Panorama woman shaking up nutrition

Adele Engel's locally made Essential Nutrition Mix shakes are attracting devotees across North American mainly through word of mouth.

Adele Engel

Adele Engel

About six years ago, Adele Engel decided she needed to start eating better.

“I was faced with a lot of health issues, and one thing I seriously needed to look at was my nutrition,” the Panorama resident remembers.

Today, she’s the creator of Essential Nutrition Mix, a nutritional shake line that’s finding surprising popularity in the US and Canada, filled with ingredients that half a dozen years ago she wasn’t even aware existed.

Engel’s journey started with a number of courses on nutrition and lifestyle, featuring a lineup of health and wellness gurus that included Eckhart Tolle and Deepak Chopra. But it was a talk on super foods — goji and acai berries are two more mainstream examples — she attended in Calgary that most directly inspired Essential Nutrition.

It wasn’t easy going at first. For one, ingredients like maca, mesquite and lacuma weren’t the sort of things Engel could find at her average grocery store.

“There are names that appear on the ingredients list of (Essential Nutrition) that I didn’t know how to pronounce or spell,” she says.

Another conference, this time in Los Angeles, inspired her to start using her newly sourced ingredients in smoothies — which presented its own set of challenges.

“I made a lot of really bad tasting smoothies to begin with,” she says with a laugh.

“My husband was the guinea pig and I’d say, ‘what do you think of that one?’ And he’d be like, ‘well, I’m not sure.'”

Over the course of the year she fine-tuned the recipe. At the same time, she says her health “just took off — and I got very good at making good smoothies.”

By then, she had something similar to the shake she sells today: a chocolate butterscotch base, made without allergens such as corn, soy and dairy, and filled with everything from oat grass juice to burdock root.

Soon, her friends were asking Engel to mix them smoothies as well.
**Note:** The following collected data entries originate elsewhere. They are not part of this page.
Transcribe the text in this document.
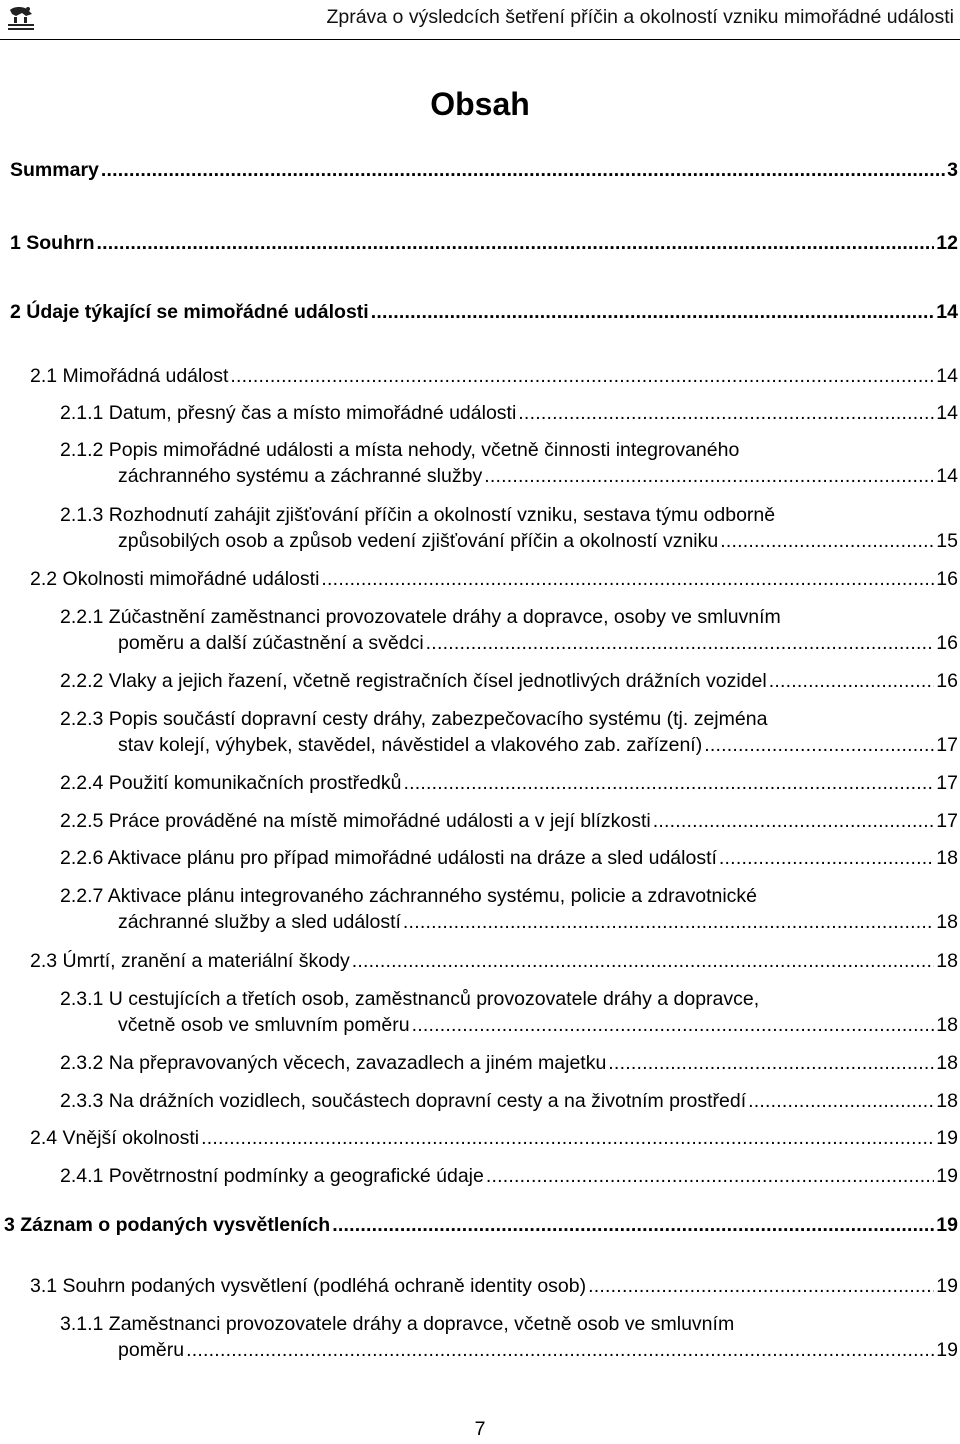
Zpráva o výsledcích šetření příčin a okolností vzniku mimořádné události
Obsah
Summary . . .	3
1 Souhrn . . .	12
2 Údaje týkající se mimořádné události . . .	14
2.1 Mimořádná událost . . .	14
2.1.1 Datum, přesný čas a místo mimořádné události . . .	14
2.1.2 Popis mimořádné události a místa nehody, včetně činnosti integrovaného
záchranného systému a záchranné služby . . .	14
2.1.3 Rozhodnutí zahájit zjišťování příčin a okolností vzniku, sestava týmu odborně
způsobilých osob a způsob vedení zjišťování příčin a okolností vzniku . . .	15
2.2 Okolnosti mimořádné události . . .	16
2.2.1 Zúčastnění zaměstnanci provozovatele dráhy a dopravce, osoby ve smluvním
poměru a další zúčastnění a svědci . . .	16
2.2.2 Vlaky a jejich řazení, včetně registračních čísel jednotlivých drážních vozidel . . .	16
2.2.3 Popis součástí dopravní cesty dráhy, zabezpečovacího systému (tj. zejména
stav kolejí, výhybek, stavědel, návěstidel a vlakového zab. zařízení) . . .	17
2.2.4 Použití komunikačních prostředků . . .	17
2.2.5 Práce prováděné na místě mimořádné události a v její blízkosti . . .	17
2.2.6 Aktivace plánu pro případ mimořádné události na dráze a sled událostí . . .	18
2.2.7 Aktivace plánu integrovaného záchranného systému, policie a zdravotnické
záchranné služby a sled událostí . . .	18
2.3 Úmrtí, zranění a materiální škody . . .	18
2.3.1 U cestujících a třetích osob, zaměstnanců provozovatele dráhy a dopravce,
včetně osob ve smluvním poměru . . .	18
2.3.2 Na přepravovaných věcech, zavazadlech a jiném majetku . . .	18
2.3.3 Na drážních vozidlech, součástech dopravní cesty a na životním prostředí . . .	18
2.4 Vnější okolnosti . . .	19
2.4.1 Povětrnostní podmínky a geografické údaje . . .	19
3 Záznam o podaných vysvětleních . . .	19
3.1 Souhrn podaných vysvětlení (podléhá ochraně identity osob) . . .	19
3.1.1 Zaměstnanci provozovatele dráhy a dopravce, včetně osob ve smluvním
poměru . . .	19
7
Then the calls started coming in, from others aware of her work through her nutritional contacts.

“People with different needs started calling to get me to make them the shakes,” Engel says.

“People with Crohn’s, Colitis, cancer, arthritis, peak performance athletes, just Joe Smith on the street who wanted to feel better and doesn’t like to spend a lot of time in the kitchen.”

Engel sells the shakes in quantities of 20 or 30 at a time on her website, essentialnutrition.ca.

Much of her business, she says, appears to be coming from word of mouth. And word is getting around.

“I’m kind of caught off guard with how quickly this has taken off,” she says.

“I have people sending it to Mexico and Brazil and all over the US and Canada. Just driving up and down the hill to the post office has caught me by surprise.”

In the coming weeks, she’s set to add another component to the business. She’s just finished taste tests on a second shake formula, Essential Yoga Fuel, which will come to market in the next few weeks.

The new mix already has a waiting list.